D-brane Standard Model
I. Antoniadis, E. Kiritsis, T. Tomaras
TL;DR
This work embeds the Standard Model in a non-supersymmetric Type I/I' D-brane configuration with strong and electroweak sectors on separate brane stacks, allowing a TeV-scale string scale $M_s$ that naturally yields the observed value of $\sin^2\theta_W$. Hypercharge emerges as a linear combination of three $U(1)$ factors, with two viable embeddings that fix the relation among gauge couplings and predict $\sin^2\theta_W(M_s)$ matching data for $M_s \sim 6$–$8$ TeV; this framework necessitates two Higgs doublets to generate realistic fermion masses.
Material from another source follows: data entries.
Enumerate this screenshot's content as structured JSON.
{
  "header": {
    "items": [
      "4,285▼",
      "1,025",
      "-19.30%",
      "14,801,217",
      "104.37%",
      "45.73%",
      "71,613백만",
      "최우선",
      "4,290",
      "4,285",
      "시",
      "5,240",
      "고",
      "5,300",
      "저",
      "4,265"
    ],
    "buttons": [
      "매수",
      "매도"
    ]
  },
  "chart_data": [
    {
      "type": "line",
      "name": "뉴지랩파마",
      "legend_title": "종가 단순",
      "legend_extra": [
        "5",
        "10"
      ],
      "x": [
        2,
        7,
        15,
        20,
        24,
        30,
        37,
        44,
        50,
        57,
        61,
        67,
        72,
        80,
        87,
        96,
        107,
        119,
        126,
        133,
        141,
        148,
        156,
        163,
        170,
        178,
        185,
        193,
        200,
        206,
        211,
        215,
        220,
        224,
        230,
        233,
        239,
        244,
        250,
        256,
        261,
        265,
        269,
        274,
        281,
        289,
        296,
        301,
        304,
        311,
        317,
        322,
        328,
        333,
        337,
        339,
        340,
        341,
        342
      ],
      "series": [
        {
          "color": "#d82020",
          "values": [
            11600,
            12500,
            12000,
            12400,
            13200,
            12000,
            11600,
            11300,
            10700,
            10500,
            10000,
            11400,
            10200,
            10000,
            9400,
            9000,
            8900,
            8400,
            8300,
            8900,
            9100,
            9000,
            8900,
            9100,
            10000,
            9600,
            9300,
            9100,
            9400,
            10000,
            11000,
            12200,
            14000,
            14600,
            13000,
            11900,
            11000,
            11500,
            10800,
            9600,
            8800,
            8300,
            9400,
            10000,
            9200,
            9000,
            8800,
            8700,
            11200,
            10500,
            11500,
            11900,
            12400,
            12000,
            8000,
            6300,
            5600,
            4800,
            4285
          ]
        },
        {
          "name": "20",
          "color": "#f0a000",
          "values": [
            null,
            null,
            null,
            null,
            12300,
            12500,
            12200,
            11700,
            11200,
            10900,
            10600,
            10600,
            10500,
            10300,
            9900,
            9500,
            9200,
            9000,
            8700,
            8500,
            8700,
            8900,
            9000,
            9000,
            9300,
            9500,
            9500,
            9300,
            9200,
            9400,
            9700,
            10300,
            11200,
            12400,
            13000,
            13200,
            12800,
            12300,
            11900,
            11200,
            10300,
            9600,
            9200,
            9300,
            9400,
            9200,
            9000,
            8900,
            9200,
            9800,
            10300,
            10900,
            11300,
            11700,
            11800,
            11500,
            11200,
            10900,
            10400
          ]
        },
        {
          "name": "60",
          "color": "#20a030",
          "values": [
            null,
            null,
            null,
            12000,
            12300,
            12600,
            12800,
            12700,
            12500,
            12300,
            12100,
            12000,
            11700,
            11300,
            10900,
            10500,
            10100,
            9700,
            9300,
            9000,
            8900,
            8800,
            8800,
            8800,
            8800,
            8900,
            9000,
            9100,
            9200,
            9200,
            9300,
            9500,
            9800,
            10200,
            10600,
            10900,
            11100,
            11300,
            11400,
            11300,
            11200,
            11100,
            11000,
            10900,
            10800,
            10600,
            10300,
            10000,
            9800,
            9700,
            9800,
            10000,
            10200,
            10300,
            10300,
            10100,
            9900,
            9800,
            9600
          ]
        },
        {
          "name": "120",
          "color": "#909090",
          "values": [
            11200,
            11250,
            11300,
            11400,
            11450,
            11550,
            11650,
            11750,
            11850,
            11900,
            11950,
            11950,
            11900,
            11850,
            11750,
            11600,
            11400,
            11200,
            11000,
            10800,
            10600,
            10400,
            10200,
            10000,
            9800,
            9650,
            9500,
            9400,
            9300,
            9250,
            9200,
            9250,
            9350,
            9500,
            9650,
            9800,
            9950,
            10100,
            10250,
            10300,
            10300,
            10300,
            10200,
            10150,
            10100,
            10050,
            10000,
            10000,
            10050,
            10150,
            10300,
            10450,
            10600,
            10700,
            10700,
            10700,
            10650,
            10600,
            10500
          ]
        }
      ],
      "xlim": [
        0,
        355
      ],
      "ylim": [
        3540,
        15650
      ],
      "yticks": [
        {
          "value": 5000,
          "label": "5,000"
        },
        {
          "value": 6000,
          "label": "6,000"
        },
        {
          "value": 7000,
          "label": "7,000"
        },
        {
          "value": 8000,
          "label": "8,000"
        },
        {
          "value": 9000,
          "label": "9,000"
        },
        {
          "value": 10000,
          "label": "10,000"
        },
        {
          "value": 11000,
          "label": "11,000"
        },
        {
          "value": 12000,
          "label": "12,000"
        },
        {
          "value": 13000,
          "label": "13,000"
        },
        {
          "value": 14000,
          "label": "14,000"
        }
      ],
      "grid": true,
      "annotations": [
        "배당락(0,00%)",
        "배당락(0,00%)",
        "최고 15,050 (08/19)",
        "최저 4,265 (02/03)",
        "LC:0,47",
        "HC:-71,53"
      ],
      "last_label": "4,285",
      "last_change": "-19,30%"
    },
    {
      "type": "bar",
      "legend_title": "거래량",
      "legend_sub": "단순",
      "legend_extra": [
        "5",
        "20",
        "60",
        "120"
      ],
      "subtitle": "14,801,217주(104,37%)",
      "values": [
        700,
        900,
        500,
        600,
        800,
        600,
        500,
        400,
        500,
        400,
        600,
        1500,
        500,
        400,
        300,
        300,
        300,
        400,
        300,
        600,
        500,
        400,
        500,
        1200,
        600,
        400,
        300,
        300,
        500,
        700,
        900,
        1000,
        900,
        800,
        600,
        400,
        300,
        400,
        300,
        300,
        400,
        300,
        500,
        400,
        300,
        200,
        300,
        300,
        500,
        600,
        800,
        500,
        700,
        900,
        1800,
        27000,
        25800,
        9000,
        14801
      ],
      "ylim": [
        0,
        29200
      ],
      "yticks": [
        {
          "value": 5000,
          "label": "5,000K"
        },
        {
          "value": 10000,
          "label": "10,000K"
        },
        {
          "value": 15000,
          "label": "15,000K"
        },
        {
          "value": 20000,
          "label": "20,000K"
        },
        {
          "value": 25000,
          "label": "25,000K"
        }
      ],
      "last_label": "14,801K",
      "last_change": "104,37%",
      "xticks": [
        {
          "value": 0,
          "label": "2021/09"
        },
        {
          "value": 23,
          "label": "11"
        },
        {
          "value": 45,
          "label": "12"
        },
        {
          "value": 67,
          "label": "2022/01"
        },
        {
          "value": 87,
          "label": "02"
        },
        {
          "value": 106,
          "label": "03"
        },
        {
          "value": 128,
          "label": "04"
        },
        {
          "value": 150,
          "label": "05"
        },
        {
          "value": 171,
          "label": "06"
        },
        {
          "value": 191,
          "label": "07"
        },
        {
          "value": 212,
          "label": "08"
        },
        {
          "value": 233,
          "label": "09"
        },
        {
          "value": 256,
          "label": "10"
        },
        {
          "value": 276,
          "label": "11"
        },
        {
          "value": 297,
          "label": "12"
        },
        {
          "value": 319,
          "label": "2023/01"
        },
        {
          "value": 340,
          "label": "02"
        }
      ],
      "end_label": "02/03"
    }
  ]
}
Anomalous $U(1)$ cancellation via the Green-Schwarz mechanism renders the corresponding gauge bosons massive, leaving baryon number as a perturbatively exact global symmetry that protects proton stability. The model also predicts additional TeV-scale vector bosons and, depending on the hidden-brane sector, the possibility of a very light mediator (a fifth force) with characteristic ranges, all grounded in a concrete string-theoretic construction.
Abstract
The minimal embedding of the Standard Model in type I string theory is described. The SU(3) color and SU(2) weak interactions arise from two different collections of branes. The correct prediction of the weak angle is obtained for a string scale of 6-8 TeV. Two Higgs doublets are necessary and proton stability is guaranteed. It predicts two massive vector bosons with masses at the TeV scale, as well as a new superweak interaction.